A Decade of Fast Turnarounds
Ian Salter is a set designer and creative director whose work spans fashion, film, and media — the kind of creative whose briefs arrive fully formed and need to be built yesterday. I've been his 3D collaborator for over a decade, translating his spatial ideas into tight-deadline renders and visualizations that can be pitched to clients before a single physical element exists. When Ian has a week, I have a day. That constraint is the whole game.
AI Briefs, Real Geometry
As AI image generation has embedded itself into the creative process, client asks have stopped being limited by what anyone can describe and started being limited only by time and budget. Ian regularly works from AI-generated references — images that look convincing on screen but contain zero structural information: impossible sight lines, furniture that doesn't fit the laws of physics, rooms that couldn't be built.

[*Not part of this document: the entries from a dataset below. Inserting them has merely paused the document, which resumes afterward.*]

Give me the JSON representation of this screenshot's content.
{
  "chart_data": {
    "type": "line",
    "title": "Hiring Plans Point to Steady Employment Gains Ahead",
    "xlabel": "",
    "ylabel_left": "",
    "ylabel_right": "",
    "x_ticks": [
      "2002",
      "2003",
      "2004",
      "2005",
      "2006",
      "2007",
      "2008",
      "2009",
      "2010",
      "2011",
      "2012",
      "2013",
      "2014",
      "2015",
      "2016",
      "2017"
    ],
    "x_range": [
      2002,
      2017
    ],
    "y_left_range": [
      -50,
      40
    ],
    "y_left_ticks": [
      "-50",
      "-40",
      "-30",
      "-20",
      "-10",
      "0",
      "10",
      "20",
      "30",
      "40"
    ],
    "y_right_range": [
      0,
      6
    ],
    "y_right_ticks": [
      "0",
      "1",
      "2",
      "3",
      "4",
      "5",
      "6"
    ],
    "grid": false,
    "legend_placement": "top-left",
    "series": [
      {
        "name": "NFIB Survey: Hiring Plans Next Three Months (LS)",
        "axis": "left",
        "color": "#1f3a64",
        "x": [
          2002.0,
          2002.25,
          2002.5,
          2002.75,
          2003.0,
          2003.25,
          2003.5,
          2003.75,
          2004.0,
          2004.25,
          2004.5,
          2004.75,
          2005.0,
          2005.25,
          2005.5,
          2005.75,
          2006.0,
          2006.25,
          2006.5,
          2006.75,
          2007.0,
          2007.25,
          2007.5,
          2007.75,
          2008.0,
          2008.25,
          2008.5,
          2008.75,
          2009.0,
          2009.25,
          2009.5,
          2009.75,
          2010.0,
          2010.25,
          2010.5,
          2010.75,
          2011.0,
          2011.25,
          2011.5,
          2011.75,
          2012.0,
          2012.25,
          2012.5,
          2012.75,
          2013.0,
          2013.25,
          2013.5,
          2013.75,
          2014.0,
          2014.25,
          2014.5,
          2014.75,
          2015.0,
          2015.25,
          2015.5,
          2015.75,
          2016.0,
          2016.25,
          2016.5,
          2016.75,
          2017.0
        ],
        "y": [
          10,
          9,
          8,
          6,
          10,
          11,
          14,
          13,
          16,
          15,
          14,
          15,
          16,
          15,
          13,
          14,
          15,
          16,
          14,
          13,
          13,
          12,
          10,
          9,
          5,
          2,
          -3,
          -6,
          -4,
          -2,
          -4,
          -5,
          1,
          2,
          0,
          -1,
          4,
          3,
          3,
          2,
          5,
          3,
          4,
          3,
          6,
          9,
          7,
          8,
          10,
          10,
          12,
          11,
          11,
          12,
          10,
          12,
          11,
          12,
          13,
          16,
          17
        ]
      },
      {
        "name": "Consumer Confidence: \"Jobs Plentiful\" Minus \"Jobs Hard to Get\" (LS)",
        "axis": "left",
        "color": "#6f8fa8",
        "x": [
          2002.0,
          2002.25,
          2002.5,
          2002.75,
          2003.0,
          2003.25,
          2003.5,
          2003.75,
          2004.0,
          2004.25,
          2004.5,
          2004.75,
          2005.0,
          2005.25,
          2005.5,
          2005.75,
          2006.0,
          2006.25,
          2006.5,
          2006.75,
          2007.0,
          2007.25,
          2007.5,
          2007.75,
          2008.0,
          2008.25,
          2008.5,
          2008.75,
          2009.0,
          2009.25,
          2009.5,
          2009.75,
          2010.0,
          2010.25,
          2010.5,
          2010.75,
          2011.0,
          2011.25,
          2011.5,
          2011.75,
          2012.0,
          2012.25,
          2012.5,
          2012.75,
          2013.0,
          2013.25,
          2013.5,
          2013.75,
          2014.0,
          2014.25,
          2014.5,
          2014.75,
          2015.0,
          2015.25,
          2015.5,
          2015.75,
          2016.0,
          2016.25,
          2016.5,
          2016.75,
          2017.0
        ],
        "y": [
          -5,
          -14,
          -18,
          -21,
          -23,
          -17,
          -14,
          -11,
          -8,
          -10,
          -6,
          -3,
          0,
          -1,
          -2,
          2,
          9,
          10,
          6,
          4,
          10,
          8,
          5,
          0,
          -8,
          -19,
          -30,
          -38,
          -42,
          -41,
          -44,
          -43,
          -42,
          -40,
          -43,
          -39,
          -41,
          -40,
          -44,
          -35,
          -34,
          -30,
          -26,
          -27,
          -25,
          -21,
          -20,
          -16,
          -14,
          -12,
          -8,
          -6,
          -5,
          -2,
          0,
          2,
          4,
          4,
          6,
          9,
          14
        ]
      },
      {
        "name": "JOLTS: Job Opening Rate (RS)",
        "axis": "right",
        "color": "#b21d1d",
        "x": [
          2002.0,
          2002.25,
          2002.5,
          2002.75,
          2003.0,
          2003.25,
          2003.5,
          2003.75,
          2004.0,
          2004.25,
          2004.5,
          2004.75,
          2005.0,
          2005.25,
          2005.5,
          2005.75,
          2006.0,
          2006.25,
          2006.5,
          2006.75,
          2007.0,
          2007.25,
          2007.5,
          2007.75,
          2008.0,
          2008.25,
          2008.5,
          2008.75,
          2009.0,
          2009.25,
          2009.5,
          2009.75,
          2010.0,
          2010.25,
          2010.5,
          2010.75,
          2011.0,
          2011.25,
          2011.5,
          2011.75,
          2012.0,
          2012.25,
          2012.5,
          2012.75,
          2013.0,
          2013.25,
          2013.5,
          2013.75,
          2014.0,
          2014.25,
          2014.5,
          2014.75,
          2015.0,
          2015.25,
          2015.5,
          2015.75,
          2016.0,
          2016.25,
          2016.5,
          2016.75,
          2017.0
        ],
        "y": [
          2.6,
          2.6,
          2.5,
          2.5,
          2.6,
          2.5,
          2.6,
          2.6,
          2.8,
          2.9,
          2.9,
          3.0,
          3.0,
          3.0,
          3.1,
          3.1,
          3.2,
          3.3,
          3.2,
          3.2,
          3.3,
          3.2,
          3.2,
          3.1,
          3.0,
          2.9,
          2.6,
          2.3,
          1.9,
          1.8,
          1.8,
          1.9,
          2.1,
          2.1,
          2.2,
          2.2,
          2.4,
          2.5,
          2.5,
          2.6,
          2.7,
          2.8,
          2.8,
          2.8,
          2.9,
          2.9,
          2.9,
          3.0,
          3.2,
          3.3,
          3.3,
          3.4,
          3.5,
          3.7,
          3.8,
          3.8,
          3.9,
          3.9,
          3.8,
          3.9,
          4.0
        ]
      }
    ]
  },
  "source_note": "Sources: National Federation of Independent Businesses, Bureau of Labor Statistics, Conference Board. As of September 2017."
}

My job is to take those images seriously as creative intent and reconstruct them as real geometry: objects modeled to accurate dimensions, placed in space at scale, rendered from camera heights and angles that would actually exist on a real set.
From Reference to Reality
The work requires equal parts spatial reasoning and creative fidelity. A prop sourced from a 2D AI image needs to be modeled from scratch, matched to a specific aesthetic, and dropped into a scene that will eventually become a physical environment someone builds and lights and shoots in. The render isn't the final product — it's the argument that the idea is worth building. Getting that argument right, quickly, is what I'm there for.